Turancı olmakla suçlanan sanıklar, önce İstanbul’daki Sansaryan Hanı’ndaki tabutlukta, türlü işkencelerden geçirildiler. Ardından İstanbul 1 Numaralı Örfi İdare Mahkemesinde görüşülmeye başlanan ve 65 oturum süren dava kapsamında Hasan Ferit Cansever, Fethi Tevetoğlu, Alparslan Türkeş, Nurullah Barıman, Zeki Özgür Sofuoğlu, Fazıl Hisarcıklı, Hüseyin Nihal Atsız, Hüseyin Namık Orkun, Nejdet Sançar, Saim Bayrak, İsmet Rasin Tümtürk, Cihat Savaş Fer, Muzaffer Eriş, Fehiman Altan, Yusuf Kadıgil, Cebbar Şenel, Zeki Velidi Togan, Orhan Şaik Gökyay, Hikmet Tanyu, Reha Oğuz Türkkan, Hamza Sadi Özbek, Cemal Oğuz Öcal, Said Bilgiç olmak üzere toplam 23 sanık yargılandı ve 29 Mart 1945 tarihinde verilen kararla sanıklardan 13’ü beraat ederken, Prof. Dr. Zeki Velidî Togan, Hüseyin Nihal Atsız, Reha Oğuz Türkkan, Nurullah Barıman, Cihat Savaşfer, Nejdet Sançar, Dr. Fethi Tevetoğlu, Alparslan Türkeş, Cebbar Şenel ve Cemal Oğuz Öcal’a 10 yıla kadar uzanan değişik hapis ve sürgün cezaları verildi. Askeri Yargıtay’a taşınan dava hakkında kararı Yüksek Mahkeme “usul ve esas yönünden” bozdu.
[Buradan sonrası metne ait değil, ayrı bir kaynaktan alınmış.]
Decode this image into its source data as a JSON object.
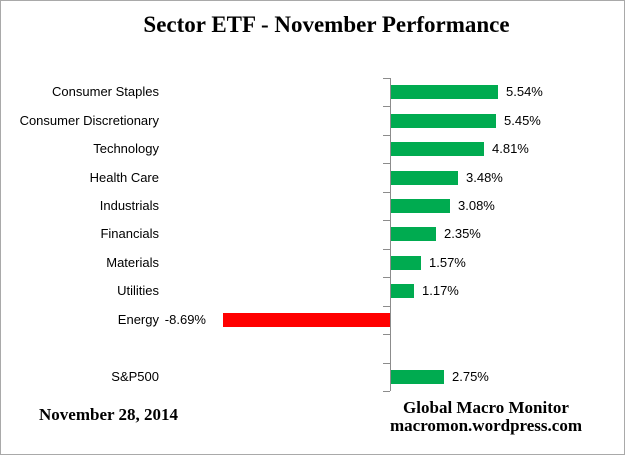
{
  "chart_data": {
    "type": "bar",
    "orientation": "horizontal",
    "title": "Sector ETF - November Performance",
    "categories": [
      "Consumer Staples",
      "Consumer Discretionary",
      "Technology",
      "Health Care",
      "Industrials",
      "Financials",
      "Materials",
      "Utilities",
      "Energy",
      "",
      "S&P500"
    ],
    "values": [
      5.54,
      5.45,
      4.81,
      3.48,
      3.08,
      2.35,
      1.57,
      1.17,
      -8.69,
      null,
      2.75
    ],
    "value_labels": [
      "5.54%",
      "5.45%",
      "4.81%",
      "3.48%",
      "3.08%",
      "2.35%",
      "1.57%",
      "1.17%",
      "-8.69%",
      "",
      "2.75%"
    ],
    "positive_color": "#00ab50",
    "negative_color": "#ff0000",
    "axis_color": "#8c8c8c",
    "grid": "off",
    "legend": "none",
    "value_format": "percent"
  },
  "footer": {
    "date": "November 28, 2014",
    "source_line1": "Global Macro Monitor",
    "source_line2": "macromon.wordpress.com"
  },
  "colors": {
    "background": "#ffffff",
    "border": "#a9a9a9",
    "text": "#000000"
  }
}
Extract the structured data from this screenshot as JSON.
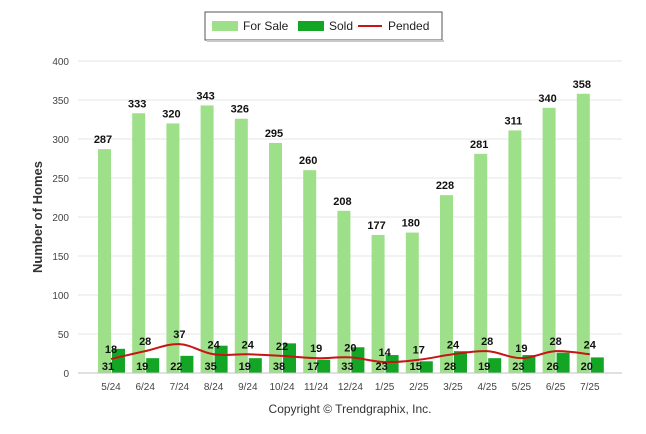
{
  "chart_data": {
    "type": "bar",
    "ylabel": "Number of Homes",
    "ylim": [
      0,
      400
    ],
    "yticks": [
      0,
      50,
      100,
      150,
      200,
      250,
      300,
      350,
      400
    ],
    "grid": true,
    "legend_position": "top-center",
    "categories": [
      "5/24",
      "6/24",
      "7/24",
      "8/24",
      "9/24",
      "10/24",
      "11/24",
      "12/24",
      "1/25",
      "2/25",
      "3/25",
      "4/25",
      "5/25",
      "6/25",
      "7/25"
    ],
    "series": [
      {
        "name": "For Sale",
        "type": "bar",
        "color": "#9ee08a",
        "values": [
          287,
          333,
          320,
          343,
          326,
          295,
          260,
          208,
          177,
          180,
          228,
          281,
          311,
          340,
          358
        ]
      },
      {
        "name": "Sold",
        "type": "bar",
        "color": "#12a624",
        "values": [
          31,
          19,
          22,
          35,
          19,
          38,
          17,
          33,
          23,
          15,
          28,
          19,
          23,
          26,
          20
        ]
      },
      {
        "name": "Pended",
        "type": "line",
        "color": "#c81414",
        "values": [
          18,
          28,
          37,
          24,
          24,
          22,
          19,
          20,
          14,
          17,
          24,
          28,
          19,
          28,
          24
        ]
      }
    ],
    "footer": "Copyright © Trendgraphix, Inc."
  }
}
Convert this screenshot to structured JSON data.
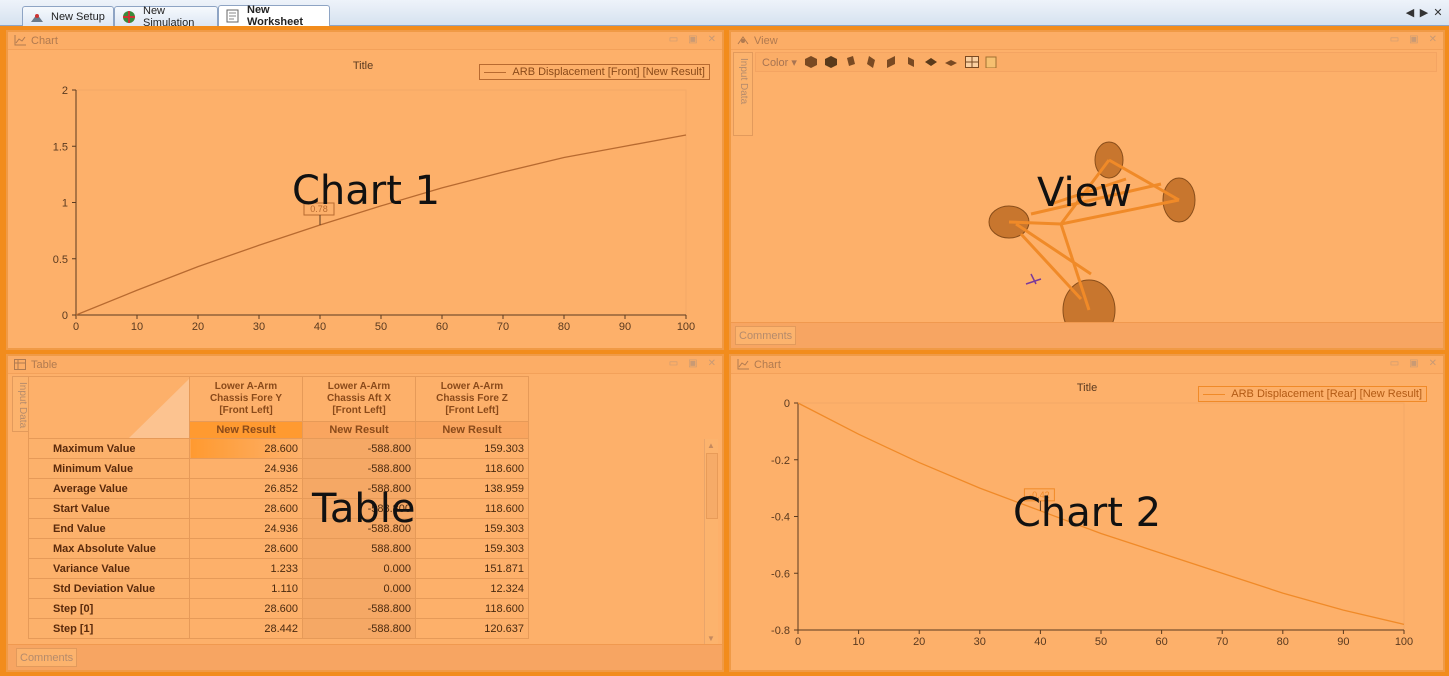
{
  "tabs": [
    {
      "label": "New Setup",
      "icon": "setup-icon"
    },
    {
      "label": "New Simulation",
      "icon": "simulation-icon"
    },
    {
      "label": "New Worksheet",
      "icon": "worksheet-icon"
    }
  ],
  "tab_controls": {
    "prev": "◀",
    "next": "▶",
    "close": "✕"
  },
  "panels": {
    "chart1": {
      "header": "Chart",
      "title": "Title",
      "legend": "ARB Displacement [Front] [New Result]",
      "overlay": "Chart 1",
      "marker_label": "0.78"
    },
    "view": {
      "header": "View",
      "side_tab": "Input Data",
      "toolbar_label": "Color",
      "overlay": "View",
      "comments": "Comments"
    },
    "table": {
      "header": "Table",
      "side_tab": "Input Data",
      "overlay": "Table",
      "comments": "Comments",
      "columns": [
        {
          "line1": "Lower A-Arm",
          "line2": "Chassis Fore Y",
          "line3": "[Front Left]",
          "sub": "New Result"
        },
        {
          "line1": "Lower A-Arm",
          "line2": "Chassis Aft X",
          "line3": "[Front Left]",
          "sub": "New Result"
        },
        {
          "line1": "Lower A-Arm",
          "line2": "Chassis Fore Z",
          "line3": "[Front Left]",
          "sub": "New Result"
        }
      ],
      "rows": [
        {
          "label": "Maximum Value",
          "values": [
            "28.600",
            "-588.800",
            "159.303"
          ]
        },
        {
          "label": "Minimum Value",
          "values": [
            "24.936",
            "-588.800",
            "118.600"
          ]
        },
        {
          "label": "Average Value",
          "values": [
            "26.852",
            "-588.800",
            "138.959"
          ]
        },
        {
          "label": "Start Value",
          "values": [
            "28.600",
            "-588.800",
            "118.600"
          ]
        },
        {
          "label": "End Value",
          "values": [
            "24.936",
            "-588.800",
            "159.303"
          ]
        },
        {
          "label": "Max Absolute Value",
          "values": [
            "28.600",
            "588.800",
            "159.303"
          ]
        },
        {
          "label": "Variance Value",
          "values": [
            "1.233",
            "0.000",
            "151.871"
          ]
        },
        {
          "label": "Std Deviation Value",
          "values": [
            "1.110",
            "0.000",
            "12.324"
          ]
        },
        {
          "label": "Step [0]",
          "values": [
            "28.600",
            "-588.800",
            "118.600"
          ]
        },
        {
          "label": "Step [1]",
          "values": [
            "28.442",
            "-588.800",
            "120.637"
          ]
        }
      ]
    },
    "chart2": {
      "header": "Chart",
      "title": "Title",
      "legend": "ARB Displacement [Rear] [New Result]",
      "overlay": "Chart 2",
      "marker_label": "-0.42"
    }
  },
  "colors": {
    "accent": "#f28c1c",
    "panel_bg": "#fdb06a",
    "line1": "#b86a30",
    "line2": "#f08a28"
  },
  "chart_data": [
    {
      "type": "line",
      "title": "Title",
      "xlabel": "",
      "ylabel": "",
      "xlim": [
        0,
        100
      ],
      "ylim": [
        0,
        2
      ],
      "xticks": [
        0,
        10,
        20,
        30,
        40,
        50,
        60,
        70,
        80,
        90,
        100
      ],
      "yticks": [
        0,
        0.5,
        1,
        1.5,
        2
      ],
      "ytick_labels": [
        "0",
        "0.5",
        "1",
        "1.5",
        "2"
      ],
      "series": [
        {
          "name": "ARB Displacement [Front] [New Result]",
          "x": [
            0,
            10,
            20,
            30,
            40,
            50,
            60,
            70,
            80,
            90,
            100
          ],
          "y": [
            0,
            0.22,
            0.43,
            0.62,
            0.8,
            0.97,
            1.13,
            1.27,
            1.4,
            1.5,
            1.6
          ]
        }
      ],
      "legend": "top-right",
      "grid": false
    },
    {
      "type": "line",
      "title": "Title",
      "xlabel": "",
      "ylabel": "",
      "xlim": [
        0,
        100
      ],
      "ylim": [
        -0.8,
        0
      ],
      "xticks": [
        0,
        10,
        20,
        30,
        40,
        50,
        60,
        70,
        80,
        90,
        100
      ],
      "yticks": [
        0,
        -0.2,
        -0.4,
        -0.6,
        -0.8
      ],
      "ytick_labels": [
        "0",
        "-0.2",
        "-0.4",
        "-0.6",
        "-0.8"
      ],
      "series": [
        {
          "name": "ARB Displacement [Rear] [New Result]",
          "x": [
            0,
            10,
            20,
            30,
            40,
            50,
            60,
            70,
            80,
            90,
            100
          ],
          "y": [
            0,
            -0.11,
            -0.21,
            -0.3,
            -0.38,
            -0.46,
            -0.53,
            -0.6,
            -0.67,
            -0.73,
            -0.78
          ]
        }
      ],
      "legend": "top-right",
      "grid": false
    }
  ]
}
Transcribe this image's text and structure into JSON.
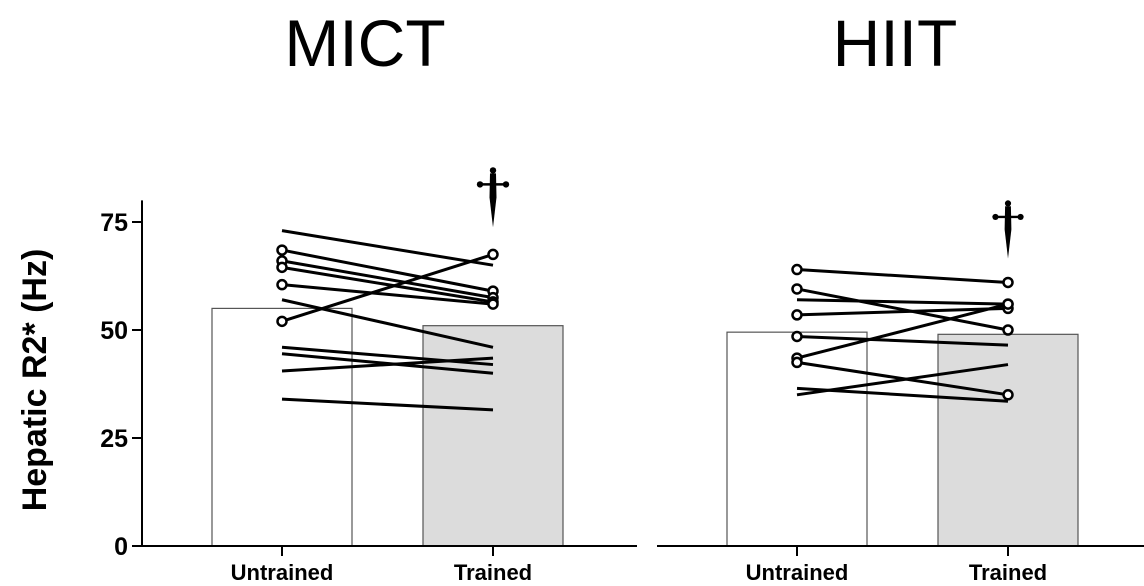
{
  "chart_data": {
    "type": "bar",
    "ylabel": "Hepatic R2* (Hz)",
    "ylim": [
      0,
      80
    ],
    "yticks": [
      0,
      25,
      50,
      75
    ],
    "significance_marker": "dagger",
    "colors": {
      "untrained_bar": "#ffffff",
      "trained_bar": "#dcdcdc",
      "bar_edge": "#555555",
      "lines": "#000000"
    },
    "panels": [
      {
        "title": "MICT",
        "categories": [
          "Untrained",
          "Trained"
        ],
        "values": [
          55,
          51
        ],
        "subjects": [
          {
            "untrained": 73,
            "trained": 65,
            "circle_untrained": false,
            "circle_trained": false
          },
          {
            "untrained": 68.5,
            "trained": 59,
            "circle_untrained": true,
            "circle_trained": true
          },
          {
            "untrained": 66,
            "trained": 57.5,
            "circle_untrained": true,
            "circle_trained": true
          },
          {
            "untrained": 64.5,
            "trained": 56.5,
            "circle_untrained": true,
            "circle_trained": true
          },
          {
            "untrained": 60.5,
            "trained": 56,
            "circle_untrained": true,
            "circle_trained": true
          },
          {
            "untrained": 57,
            "trained": 46,
            "circle_untrained": false,
            "circle_trained": false
          },
          {
            "untrained": 52,
            "trained": 67.5,
            "circle_untrained": true,
            "circle_trained": true
          },
          {
            "untrained": 46,
            "trained": 42,
            "circle_untrained": false,
            "circle_trained": false
          },
          {
            "untrained": 44.5,
            "trained": 40,
            "circle_untrained": false,
            "circle_trained": false
          },
          {
            "untrained": 40.5,
            "trained": 43.5,
            "circle_untrained": false,
            "circle_trained": false
          },
          {
            "untrained": 34,
            "trained": 31.5,
            "circle_untrained": false,
            "circle_trained": false
          }
        ]
      },
      {
        "title": "HIIT",
        "categories": [
          "Untrained",
          "Trained"
        ],
        "values": [
          49.5,
          49
        ],
        "subjects": [
          {
            "untrained": 64,
            "trained": 61,
            "circle_untrained": true,
            "circle_trained": true
          },
          {
            "untrained": 59.5,
            "trained": 50,
            "circle_untrained": true,
            "circle_trained": true
          },
          {
            "untrained": 57,
            "trained": 56,
            "circle_untrained": false,
            "circle_trained": true
          },
          {
            "untrained": 53.5,
            "trained": 55,
            "circle_untrained": true,
            "circle_trained": true
          },
          {
            "untrained": 48.5,
            "trained": 46.5,
            "circle_untrained": true,
            "circle_trained": false
          },
          {
            "untrained": 43.5,
            "trained": 56,
            "circle_untrained": true,
            "circle_trained": true
          },
          {
            "untrained": 42.5,
            "trained": 35,
            "circle_untrained": true,
            "circle_trained": true
          },
          {
            "untrained": 36.5,
            "trained": 33.5,
            "circle_untrained": false,
            "circle_trained": false
          },
          {
            "untrained": 35,
            "trained": 42,
            "circle_untrained": false,
            "circle_trained": false
          }
        ]
      }
    ]
  }
}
Tutuklu sanıkların hemen salıverilmesini ve davanın 2. Sıkıyönetim Mahkemesi’nde görülmesini kararlaştırdı. Bu karar, tutukluların hemen salıverilmesini sağladı. Böylece, kimi Türkçüler için 1 yıl beş buçuk ay süren hapis hayatı sona erdi. Zeki Velidi Togan, Alparslan Türkeş, Nihal Atsız, Reha Oğuz Türkkan, Cihat Savaş Fer, Nurullah Barıman, Fethi Tevetoğlu, Nejdet Sançar, Cebbar Şenel ve Cemal Oğuz Öcal 26 Ekim 1945’e kadar tutuklu kaldı. Askerî Yargıtay’ın 87 sayfa tutan kararında, her sanığın durumu ve kendisine yöneltilen suçlamalar ayrı ayrı değerlendirilerek, onların her biri için ayrı aklama kararı verilmesi öngörülüyordu.
Ne Mutlu Türk’üm Diyene
Olmamıştır Türk bayraksız ve vatansız.
Olmamıştır Türk onursuz ve hürriyetsiz.
Unutma ey Türk evladı,
Bölmeye çalışıyorlar sizi kahpece ve şerefsiz.
***
Bayrağımız olmuştur şehitlerimizin kanı.
Satmaz özde Türk asla vatanı.
Vatanı için şehit olur Türk evladı.
Hepsi birer Atatürk hayranı.
***
Türk’e düşman olmak demek.
Atatürk’e düşman olmak demek.
Türk’e düşmanlık yapanların amacı,
Türk milletini ölüme mahkûm etmek.
***
Türk’ün sesini Cihan dinlesin.
Millî bayramlara düşman olanlar sen kimlerlesin?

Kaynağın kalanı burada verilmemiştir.